Israël

Mansour Abbas État palestinien existe août 2026 : le chef de Ra'am exige la reconnaissance, Netanyahu et Eisenkot ferment la porte

2026-08-23
Mansour Abbas État palestinien existe août 2026 : le chef de Ra'am exige la reconnaissance, Netanyahu et Eisenkot ferment la porte

Mansour Abbas État palestinien existe août 2026 : le chef de Ra'am a déclaré samedi 22 août, lors du 28e congrès national de son parti à Tayibe, que « l'État de Palestine existe » et qu'il est « reconnu par la majeure partie du monde, à l'exception des États-Unis et d'Israël », rapportent i24News et The Jerusalem Post.

Le leader arabe israélien, entré dans l'histoire en 2021 en faisant de Ra'am le premier parti arabe d'une coalition gouvernementale, a présenté les citoyens arabes d'Israël comme « un pont vers la paix ». Il appelle Jérusalem et Washington à reconnaître l'État palestinien et dit « œuvrer pour la paix, la réconciliation, la fin de l'occupation et la fin du conflit », précise The Times of Israel.

Mansour Abbas État palestinien existe août 2026 : la déclaration de Tayibe

Le congrès, qui réunissait environ 1 050 militants venus de tout le pays, devait arrêter la liste de Ra'am pour les législatives du 27 octobre. Abbas y a martelé que « l'État de Palestine existe » et que seuls les États-Unis et Israël refusent de le reconnaître, une prise de position qui tranche avec sa stratégie habituelle, centrée sur les préoccupations concrètes des communautés arabes, relève i24News.

Le chef de Ra'am a profité de l'occasion pour plaider la participation arabe au prochain gouvernement. Il propose une coopération avec les trois autres partis arabes avant et après le scrutin, et rappelle que la présence d'un parti arabe dans une coalition israélienne est « une réalité politique » qu'il a lui-même installée.

Mansour Abbas État palestinien existe août 2026 : la réponse de Netanyahu et Eisenkot

La déclaration a suscité des répliques immédiates des deux principaux candidats du camp sioniste.
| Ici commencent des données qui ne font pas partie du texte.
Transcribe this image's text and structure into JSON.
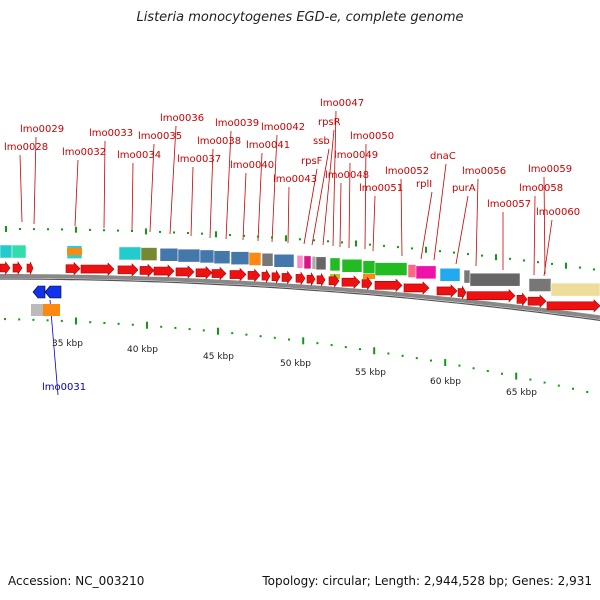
{
  "title": "Listeria monocytogenes EGD-e, complete genome",
  "footer": {
    "accession": "Accession: NC_003210",
    "topology": "Topology: circular; Length: 2,944,528 bp; Genes: 2,931"
  },
  "colors": {
    "gene_red": "#ee1111",
    "label_red": "#cc0000",
    "label_blue": "#0000cc",
    "tick_green": "#119911",
    "backbone": "#888888"
  },
  "scale_labels": [
    "35 kbp",
    "40 kbp",
    "45 kbp",
    "50 kbp",
    "55 kbp",
    "60 kbp",
    "65 kbp"
  ],
  "gene_labels": [
    {
      "id": "lmo0028",
      "text": "lmo0028"
    },
    {
      "id": "lmo0029",
      "text": "lmo0029"
    },
    {
      "id": "lmo0032",
      "text": "lmo0032"
    },
    {
      "id": "lmo0033",
      "text": "lmo0033"
    },
    {
      "id": "lmo0034",
      "text": "lmo0034"
    },
    {
      "id": "lmo0035",
      "text": "lmo0035"
    },
    {
      "id": "lmo0036",
      "text": "lmo0036"
    },
    {
      "id": "lmo0037",
      "text": "lmo0037"
    },
    {
      "id": "lmo0038",
      "text": "lmo0038"
    },
    {
      "id": "lmo0039",
      "text": "lmo0039"
    },
    {
      "id": "lmo0040",
      "text": "lmo0040"
    },
    {
      "id": "lmo0041",
      "text": "lmo0041"
    },
    {
      "id": "lmo0042",
      "text": "lmo0042"
    },
    {
      "id": "lmo0043",
      "text": "lmo0043"
    },
    {
      "id": "rpsF",
      "text": "rpsF"
    },
    {
      "id": "ssb",
      "text": "ssb"
    },
    {
      "id": "rpsR",
      "text": "rpsR"
    },
    {
      "id": "lmo0047",
      "text": "lmo0047"
    },
    {
      "id": "lmo0048",
      "text": "lmo0048"
    },
    {
      "id": "lmo0049",
      "text": "lmo0049"
    },
    {
      "id": "lmo0050",
      "text": "lmo0050"
    },
    {
      "id": "lmo0051",
      "text": "lmo0051"
    },
    {
      "id": "lmo0052",
      "text": "lmo0052"
    },
    {
      "id": "rplI",
      "text": "rplI"
    },
    {
      "id": "dnaC",
      "text": "dnaC"
    },
    {
      "id": "purA",
      "text": "purA"
    },
    {
      "id": "lmo0056",
      "text": "lmo0056"
    },
    {
      "id": "lmo0057",
      "text": "lmo0057"
    },
    {
      "id": "lmo0058",
      "text": "lmo0058"
    },
    {
      "id": "lmo0059",
      "text": "lmo0059"
    },
    {
      "id": "lmo0060",
      "text": "lmo0060"
    },
    {
      "id": "lmo0031",
      "text": "lmo0031",
      "color": "blue"
    }
  ]
}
Gadi Eisenkot a répondu sur X : « Il n'y a pas d'État palestinien, et sous un gouvernement que nous formerons, aucun État palestinien ne sera établi », rapporte i24News.

Benjamin Netanyahu a renchéri dans un communiqué : « Tant que je serai Premier ministre, il n'y aura pas d'État palestinien contrôlé par l'Iran, ni à Gaza, ni en Judée-Samarie. Point final. » Le bureau du Premier ministre a dénoncé « le coût d'une coalition de gauche avec les Frères musulmans », visant directement Eisenkot, Avigdor Liberman et Chili Tropper, détaille The Jerusalem Post.

Mansour Abbas État palestinien existe août 2026 : un enjeu de la campagne du 27 octobre

La question palestinienne s'invite ainsi au cœur d'une campagne que les sondages donnent serrée. Selon un sondage Kantar pour Kan, le parti Yashar d'Eisenkot obtiendrait 24 sièges, devant le Likoud à 23, tandis que la coalition actuelle de Netanyahu ne totaliserait que 52 sièges sur les 61 nécessaires pour gouverner, indique i24News.

Avec 11 sièges attendus pour les partis arabes, dont 5 pour Ra'am, Abbas se retrouve en position de faiseur de roi. Netanyahu, qui a promis un « large gouvernement national », a fait du refus d'un État palestinien un marqueur de son camp, un consensus qu'il juge partagé par les Israéliens, observe The Times of Israel.

Mansour Abbas État palestinien existe août 2026 : la formule résume le paradoxe de cette campagne. Le chef de Ra'am, qui a prouvé qu'un parti arabe pouvait gouverner avec le camp sioniste, réclame désormais ce que ni Netanyahu ni Eisenkot ne lui accorderont. Israël, lui, choisira le 27 octobre entre deux hommes qui, sur ce point, disent exactement la même chose : pas d'État palestinien.